Structure and comparative analysis of the genes encoding component C of methyl coenzyme M reductase in the extremely thermophilic archaebacterium Methanothermus fervidus (original) (raw)

Abstract

A 6-kilobase-pair (kbp) region of the genome of the extremely thermophilic arachaebacterium Methanothermus fervidus which encodes the alpha, beta, and gamma subunit polypeptides of component C of methyl coenzyme M reductase was cloned and sequenced. Genes encoding the beta (mcrB) and gamma (mcrG) subunits were separated by two open reading frames (designated mcrC and mcrD) which encode unknown gene products. The M. fervidus genes were preceded by ribosome-binding sites, separated by short A + T-rich intergenic regions, contained unexpectedly few NNC codons, and exhibited inflexible codon usage at some locations. Sites of transcription initiation and termination flanking the mcrBDCGA cluster of genes in M. fervidus were identified.

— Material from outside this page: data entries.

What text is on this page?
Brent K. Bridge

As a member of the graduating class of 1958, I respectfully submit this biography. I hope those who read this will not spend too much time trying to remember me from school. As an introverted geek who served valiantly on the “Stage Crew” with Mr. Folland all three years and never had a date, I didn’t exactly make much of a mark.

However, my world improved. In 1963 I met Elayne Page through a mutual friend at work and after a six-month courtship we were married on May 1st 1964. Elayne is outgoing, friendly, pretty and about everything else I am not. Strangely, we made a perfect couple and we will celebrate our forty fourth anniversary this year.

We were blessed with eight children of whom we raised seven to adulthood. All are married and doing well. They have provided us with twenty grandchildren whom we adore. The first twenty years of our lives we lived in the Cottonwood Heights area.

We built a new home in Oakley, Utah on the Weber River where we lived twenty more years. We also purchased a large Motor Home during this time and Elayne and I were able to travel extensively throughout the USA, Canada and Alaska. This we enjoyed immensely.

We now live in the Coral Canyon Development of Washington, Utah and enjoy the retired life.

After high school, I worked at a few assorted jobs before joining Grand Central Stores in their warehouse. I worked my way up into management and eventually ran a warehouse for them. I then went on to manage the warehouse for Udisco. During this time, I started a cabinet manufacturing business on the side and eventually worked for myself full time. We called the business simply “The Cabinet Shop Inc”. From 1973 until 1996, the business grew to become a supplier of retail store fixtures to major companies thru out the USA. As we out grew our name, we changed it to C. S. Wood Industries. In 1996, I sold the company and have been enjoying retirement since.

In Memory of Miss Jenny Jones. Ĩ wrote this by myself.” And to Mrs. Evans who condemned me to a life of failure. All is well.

The sequences of the genes, the encoded polypeptides, and transcription regulatory signals in M. fervidus were compared with the functionally equivalent sequences from two mesophilic methanogens (Methanococcus vannielii and Methanosarcina barkeri) and from a moderate thermophile (Methanobacterium thermoautotrophicum Marburg). The amino acid sequences of the polypeptides encoded by the mcrBCGA genes in the two thermophiles were approximately 80% identical, whereas all other pairs of these gene products contained between 50 and 60% identical amino acid residues. The mcrD gene products have diverged more than the products of the other mcr genes. Identification of highly conserved regions within mcrA and mcrB suggested oligonucleotide sequences which might be developed as hybridization probes which could be used for identifying and quantifying all methanogens.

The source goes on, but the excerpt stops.